How do humans perform manual clustering, for example, of taxi cabs? I think that one, and a rather simplified, answer is this: by comparing certain attributes of [objects] vehicles around (such as special marking or color, sign on the roof, presence on a specially designated location) with our mental associations for a taxi cab (along the above-mentioned attributes). Those attributes are usually referred to as dimensions in statistics, data science, machine learning and other fields. The same principles apply to Iris data or any other data sets that are feasible to be clustered manually. I hope that my explanation is clear enough and close to what you've expected.

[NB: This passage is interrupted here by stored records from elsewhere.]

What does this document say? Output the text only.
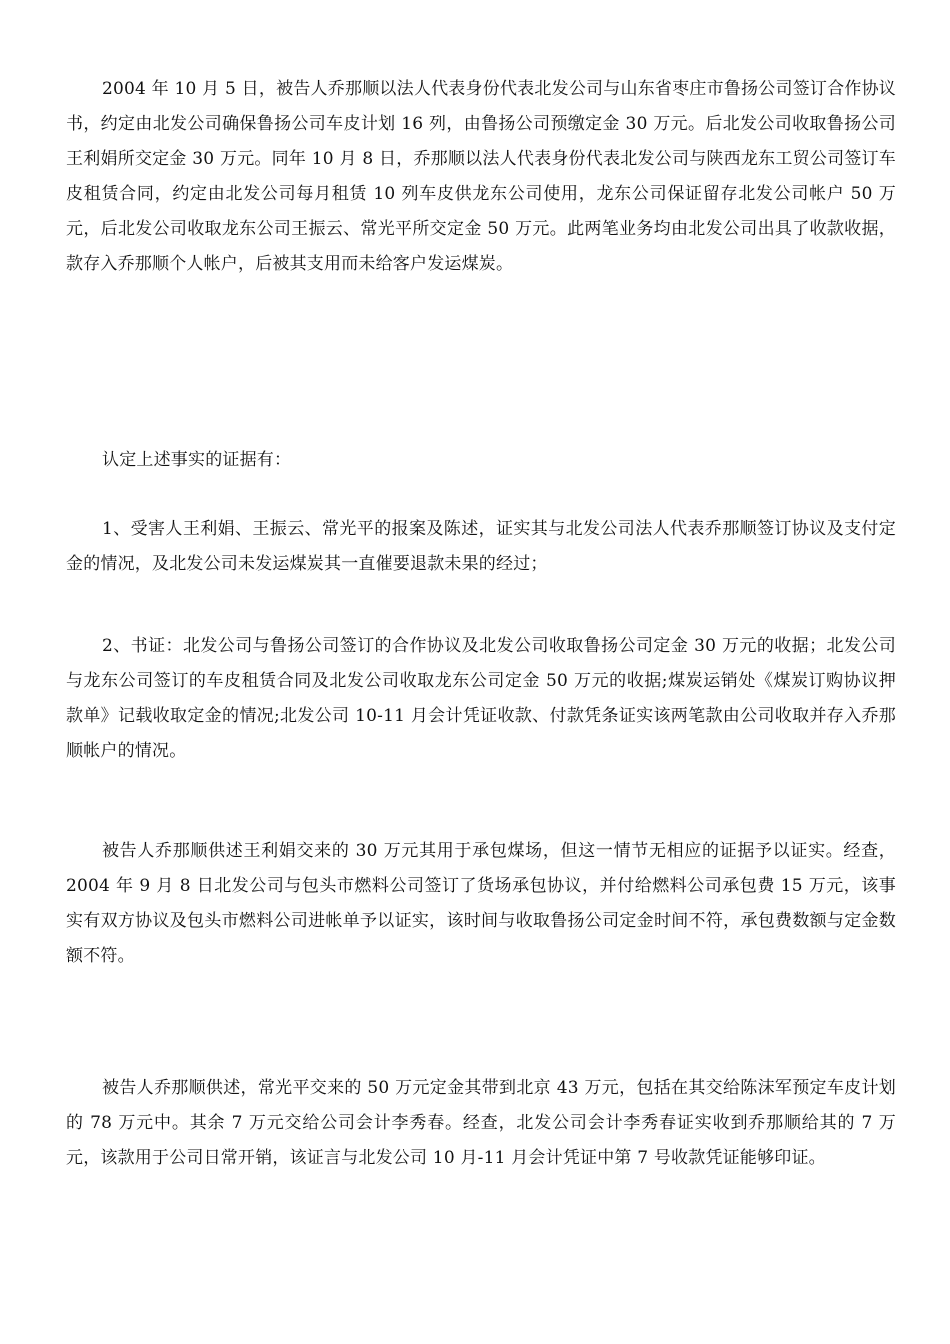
2004 年 10 月 5 日，被告人乔那顺以法人代表身份代表北发公司与山东省枣庄市鲁扬公司签订合作协议书，约定由北发公司确保鲁扬公司车皮计划 16 列，由鲁扬公司预缴定金 30 万元。后北发公司收取鲁扬公司王利娟所交定金 30 万元。同年 10 月 8 日，乔那顺以法人代表身份代表北发公司与陕西龙东工贸公司签订车皮租赁合同，约定由北发公司每月租赁 10 列车皮供龙东公司使用，龙东公司保证留存北发公司帐户 50 万元，后北发公司收取龙东公司王振云、常光平所交定金 50 万元。此两笔业务均由北发公司出具了收款收据，款存入乔那顺个人帐户，后被其支用而未给客户发运煤炭。

认定上述事实的证据有：

1、受害人王利娟、王振云、常光平的报案及陈述，证实其与北发公司法人代表乔那顺签订协议及支付定金的情况，及北发公司未发运煤炭其一直催要退款未果的经过；

2、书证：北发公司与鲁扬公司签订的合作协议及北发公司收取鲁扬公司定金 30 万元的收据；北发公司与龙东公司签订的车皮租赁合同及北发公司收取龙东公司定金 50 万元的收据;煤炭运销处《煤炭订购协议押款单》记载收取定金的情况;北发公司 10-11 月会计凭证收款、付款凭条证实该两笔款由公司收取并存入乔那顺帐户的情况。

被告人乔那顺供述王利娟交来的 30 万元其用于承包煤场，但这一情节无相应的证据予以证实。经查，2004 年 9 月 8 日北发公司与包头市燃料公司签订了货场承包协议，并付给燃料公司承包费 15 万元，该事实有双方协议及包头市燃料公司进帐单予以证实，该时间与收取鲁扬公司定金时间不符，承包费数额与定金数额不符。

被告人乔那顺供述，常光平交来的 50 万元定金其带到北京 43 万元，包括在其交给陈沫军预定车皮计划的 78 万元中。其余 7 万元交给公司会计李秀春。经查，北发公司会计李秀春证实收到乔那顺给其的 7 万元，该款用于公司日常开销，该证言与北发公司 10 月-11 月会计凭证中第 7 号收款凭证能够印证。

UPDATE per comments [my thoughts on relation between human clustering and statistical models and clustering algorithms - note that I'm not a cognitive scientist, so take them with a grain of salt]:

Then what are the clustering algorithms that are closest to the human clustering or how humans would cluster the dataset? – Parashara

I think that it all very much depends on what level and from what perspective you want to analyze the phenomenon (of human clustering). For example, from the application (functional) and/or statistical perspectives, I would say that human clustering resemble decision trees or, more accurately, random forest algorithms and, perhaps, some Bayesian approaches, such as hidden Markov model and its cousin hierarchical hidden Markov model. From a structural physiological perspective, I would place human clustering in a neural networks category, for obvious reasons. From a comprehensive approach perspective, most likely, the best (or one of the best) category for the human clustering is hierarchical temporal memory model, which is based on a combination of Bayesian models, spacial and temporal clustering and neural networks. I hope it makes sense.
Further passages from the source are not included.